For routine analyses, a 1-microliter injection is usually made unless the protein concentration is known and requires a larger-volume injection. The injection volume cannot exceed 6 microliters.

For simple mixtures (in-solution digested purified or enriched proteins and in-gel digested protein bands), 3 to 10 microliters of sample must be submitted because smaller volumes tend to dry out. This is only true of expertly prepared samples that do not require purification and/or filtration.

If you are planning to analyze a complex mixture, please contact Tatiana.

 

Ammonium bicarbonate or triethylammonium bicarbonate?

This was a question from one of my blog’s secret readers. Actually, most of the time I feel like I am talking to myself: “Hey Tania, how do you prepare a protein sample for proteolysis?” “Well, Tania, let me show you in a step-by-step tutorial.” No comments, no questions, no pointing out typos, no “thank you, Tania, but there’s a better way to do this”?

Oh well, back to ammonium bicarbonate. This is a volatile salt which breaks down to ammonia, carbon dioxide, and water. Volatile salts are the only salts compatible with MS. Aqueous solutions of ammonium bicarbonate (0.01 – 0.1 M) have pH around 8, the optimal pH for trypsin activity. Ammonium bicarbonate competes with basic amino acids for Coomassie dye, which makes it a great de-staining reagent for the in-gel digestion procedure. All this goodness comes at a very reasonable price – what not to like? Another ammonium salt, triethylammonium bicarbonate (TEAB), is more volatile than ammonium bicarbonate; it is also more expensive.

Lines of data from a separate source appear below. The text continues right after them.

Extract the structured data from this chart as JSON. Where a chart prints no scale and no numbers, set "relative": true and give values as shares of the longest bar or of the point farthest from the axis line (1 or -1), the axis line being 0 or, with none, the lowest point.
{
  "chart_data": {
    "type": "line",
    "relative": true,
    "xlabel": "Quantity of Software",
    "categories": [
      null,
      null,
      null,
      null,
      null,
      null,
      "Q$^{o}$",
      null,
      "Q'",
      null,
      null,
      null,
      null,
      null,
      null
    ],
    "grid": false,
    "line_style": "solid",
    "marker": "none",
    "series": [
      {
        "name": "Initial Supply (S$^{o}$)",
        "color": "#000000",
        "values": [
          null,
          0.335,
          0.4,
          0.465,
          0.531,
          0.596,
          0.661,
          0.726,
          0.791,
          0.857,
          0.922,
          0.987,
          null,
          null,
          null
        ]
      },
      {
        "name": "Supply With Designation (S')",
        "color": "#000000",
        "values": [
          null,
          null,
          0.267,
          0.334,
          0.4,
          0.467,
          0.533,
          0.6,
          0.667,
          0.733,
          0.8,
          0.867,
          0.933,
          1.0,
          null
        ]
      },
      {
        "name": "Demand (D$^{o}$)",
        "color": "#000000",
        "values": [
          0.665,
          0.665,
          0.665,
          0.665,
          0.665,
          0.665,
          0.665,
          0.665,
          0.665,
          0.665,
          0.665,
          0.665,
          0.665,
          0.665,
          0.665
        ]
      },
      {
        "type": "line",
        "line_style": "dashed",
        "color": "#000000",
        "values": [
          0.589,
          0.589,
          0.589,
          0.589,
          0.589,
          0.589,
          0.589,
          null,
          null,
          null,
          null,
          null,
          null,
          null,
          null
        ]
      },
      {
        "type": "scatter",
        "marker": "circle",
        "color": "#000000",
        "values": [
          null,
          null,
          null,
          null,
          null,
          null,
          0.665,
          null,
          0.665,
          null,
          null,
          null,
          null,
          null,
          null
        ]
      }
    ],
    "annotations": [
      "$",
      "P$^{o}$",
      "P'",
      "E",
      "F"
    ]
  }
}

TEAB is a buffer of choice for LC-MS applications: TMT (iTRAQ) amine-reactive labeling, ion-exchange chromatography, protein solubilization (when neutral and acidic pH is undesirable), in-gel digestion, etc.

 

Detergent removal 2: Affinity resin

To continue our detergent theme, here’s an affinity-based detergent removal method that is faster than the gel-assisted proteolysis but removes only the detergents, leaving the salts and chaotropic agents for you to deal with later. Unlike the gel-assisted method, it works for both proteins and peptides. The gel-assisted method is best suited for proteins, because the small, more soluble peptides are likely to elute out of the gel matrix during the washing.

I use Pierce detergent removal spin columns (0.125 mL format) in my lab, but there are other options available such as Bio-Beads or HyperD, each with its own pros and cons in the business of detergent removal. Pierce also sells a so-called HiPPR detergent removal resin (high protein and peptide recovery) for low-protein-concentration samples. The initial % detergent in such samples must also be low (ca. 1%).

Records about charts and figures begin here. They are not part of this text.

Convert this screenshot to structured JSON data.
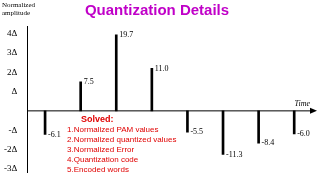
{
  "chart_data": {
    "type": "bar",
    "title": "Quantization Details",
    "y_label": "Normalized amplitude",
    "x_label": "Time",
    "categories": [
      null,
      null,
      null,
      null,
      null,
      null,
      null,
      null
    ],
    "values": [
      -6.1,
      7.5,
      19.7,
      11.0,
      -5.5,
      -11.3,
      -8.4,
      -6.0
    ],
    "value_labels": [
      "-6.1",
      "7.5",
      "19.7",
      "11.0",
      "-5.5",
      "-11.3",
      "-8.4",
      "-6.0"
    ],
    "color": "#000000",
    "ylim": [
      -16,
      22
    ],
    "yticks": [
      {
        "value": 20,
        "label": "4Δ"
      },
      {
        "value": 15,
        "label": "3Δ"
      },
      {
        "value": 10,
        "label": "2Δ"
      },
      {
        "value": 5,
        "label": "Δ"
      },
      {
        "value": -5,
        "label": "-Δ"
      },
      {
        "value": -10,
        "label": "-2Δ"
      },
      {
        "value": -15,
        "label": "-3Δ"
      }
    ],
    "grid": false,
    "data_labels": true,
    "tick_labels": "y",
    "annotation": {
      "title": "Solved:",
      "items": [
        "1.Normalized PAM values",
        "2.Normalized quantized values",
        "3.Normalized Error",
        "4.Quantization code",
        "5.Encoded words"
      ]
    }
  }
}
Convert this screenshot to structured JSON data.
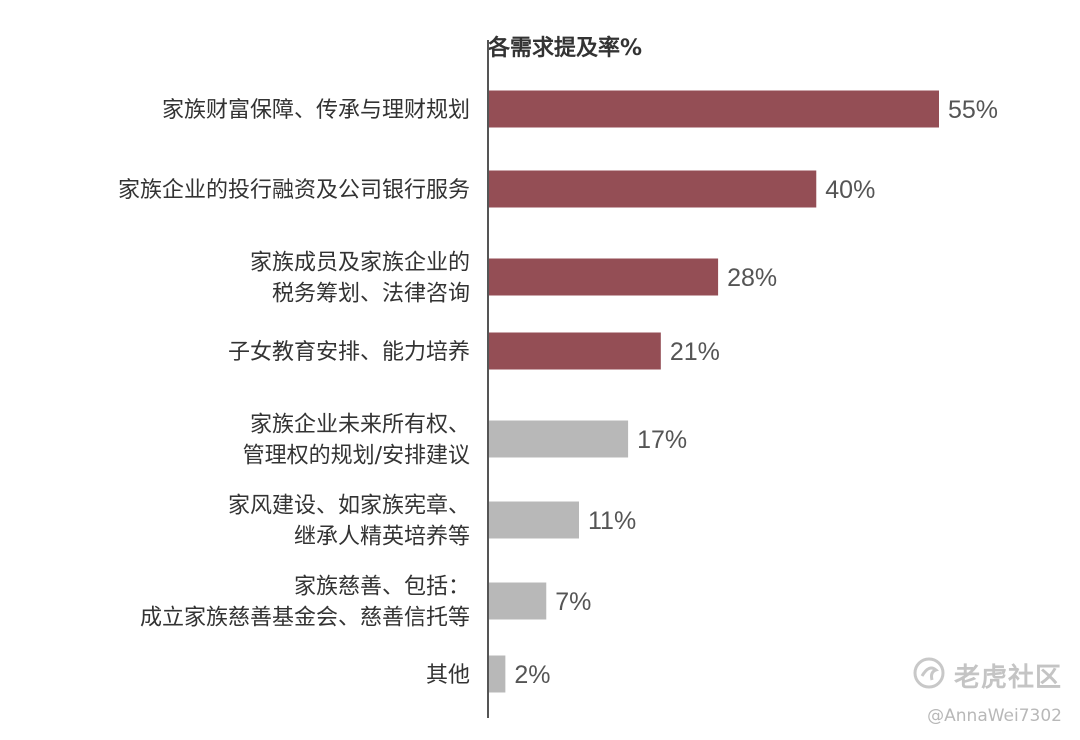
{
  "chart_data": {
    "type": "bar",
    "orientation": "horizontal",
    "title": "各需求提及率%",
    "categories": [
      [
        "家族财富保障、传承与理财规划"
      ],
      [
        "家族企业的投行融资及公司银行服务"
      ],
      [
        "家族成员及家族企业的",
        "税务筹划、法律咨询"
      ],
      [
        "子女教育安排、能力培养"
      ],
      [
        "家族企业未来所有权、",
        "管理权的规划/安排建议"
      ],
      [
        "家风建设、如家族宪章、",
        "继承人精英培养等"
      ],
      [
        "家族慈善、包括：",
        "成立家族慈善基金会、慈善信托等"
      ],
      [
        "其他"
      ]
    ],
    "values": [
      55,
      40,
      28,
      21,
      17,
      11,
      7,
      2
    ],
    "value_labels": [
      "55%",
      "40%",
      "28%",
      "21%",
      "17%",
      "11%",
      "7%",
      "2%"
    ],
    "highlight_count": 4,
    "colors": {
      "highlight": "#944e55",
      "normal": "#b8b8b8",
      "axis": "#555555"
    },
    "xlim": [
      0,
      55
    ],
    "grid": false,
    "legend": "none"
  },
  "watermark": {
    "logo_icon": "tiger-community-logo-icon",
    "text": "老虎社区",
    "user": "@AnnaWei7302"
  }
}
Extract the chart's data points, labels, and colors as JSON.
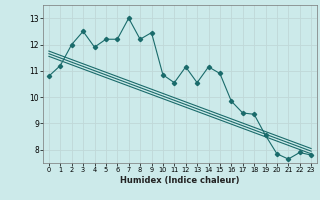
{
  "title": "",
  "xlabel": "Humidex (Indice chaleur)",
  "bg_color": "#cceaea",
  "grid_color": "#c0d8d8",
  "line_color": "#1a6b6b",
  "xlim": [
    -0.5,
    23.5
  ],
  "ylim": [
    7.5,
    13.5
  ],
  "xticks": [
    0,
    1,
    2,
    3,
    4,
    5,
    6,
    7,
    8,
    9,
    10,
    11,
    12,
    13,
    14,
    15,
    16,
    17,
    18,
    19,
    20,
    21,
    22,
    23
  ],
  "yticks": [
    8,
    9,
    10,
    11,
    12,
    13
  ],
  "series1_x": [
    0,
    1,
    2,
    3,
    4,
    5,
    6,
    7,
    8,
    9,
    10,
    11,
    12,
    13,
    14,
    15,
    16,
    17,
    18,
    19,
    20,
    21,
    22,
    23
  ],
  "series1_y": [
    10.8,
    11.2,
    12.0,
    12.5,
    11.9,
    12.2,
    12.2,
    13.0,
    12.2,
    12.45,
    10.85,
    10.55,
    11.15,
    10.55,
    11.15,
    10.9,
    9.85,
    9.4,
    9.35,
    8.55,
    7.85,
    7.65,
    7.9,
    7.8
  ],
  "line1_x": [
    0,
    23
  ],
  "line1_y": [
    11.75,
    8.05
  ],
  "line2_x": [
    0,
    23
  ],
  "line2_y": [
    11.55,
    7.85
  ],
  "line3_x": [
    0,
    23
  ],
  "line3_y": [
    11.65,
    7.95
  ]
}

The Pierce resin removes common ionic, nonionic, and zwitterionic detergents from protein and peptide solutions. This oligosaccharide-based affinity resin has a small hydrophobic cavity which creates a microenvironment for a detergent’s nonpolar moiety to enter and form an inclusion complex.

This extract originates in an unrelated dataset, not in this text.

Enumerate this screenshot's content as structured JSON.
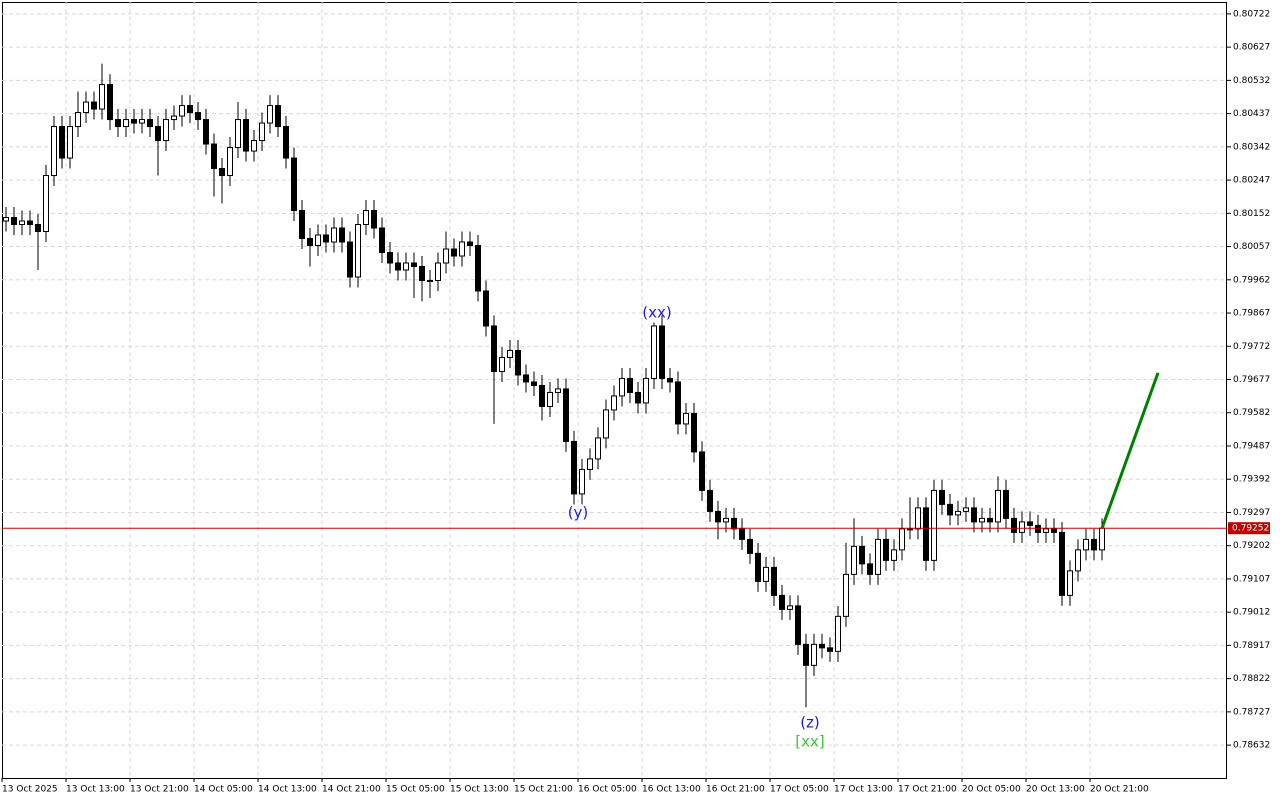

The workflow is simple: (1) centrifuge the column to remove storage buffer, (2) wash 3 times with your favorite buffer (pH 5-10), discarding the buffer each time, (3) add protein or peptide solution and let the resin do its magic for 2-5 min at room temperature, (4) centrifuge to collect your >95% detergent-free sample, i.e. don’t discard the flow-through this time!

Antharavally and co-workers from Thermo Scientific Pierce Protein Research published a study examining the detergent removal efficiency and protein recovery using their resin under several conditions (doi:10.1016/j.ab.2011.05.013). A table from this reference gives you some idea of the detergent concentrations removable with the Pierce resin.

Detergent removal efficiency (640x243)

Samples (0.1 ml containing 0.100 mg BSA + detergent at maximum concentration) were processed through 0.5 ml of Pierce detergent removal resin, and the residual detergent was measured as described in Materials and Methods. Protein concentration was determined by BCA protein assay (Pierce).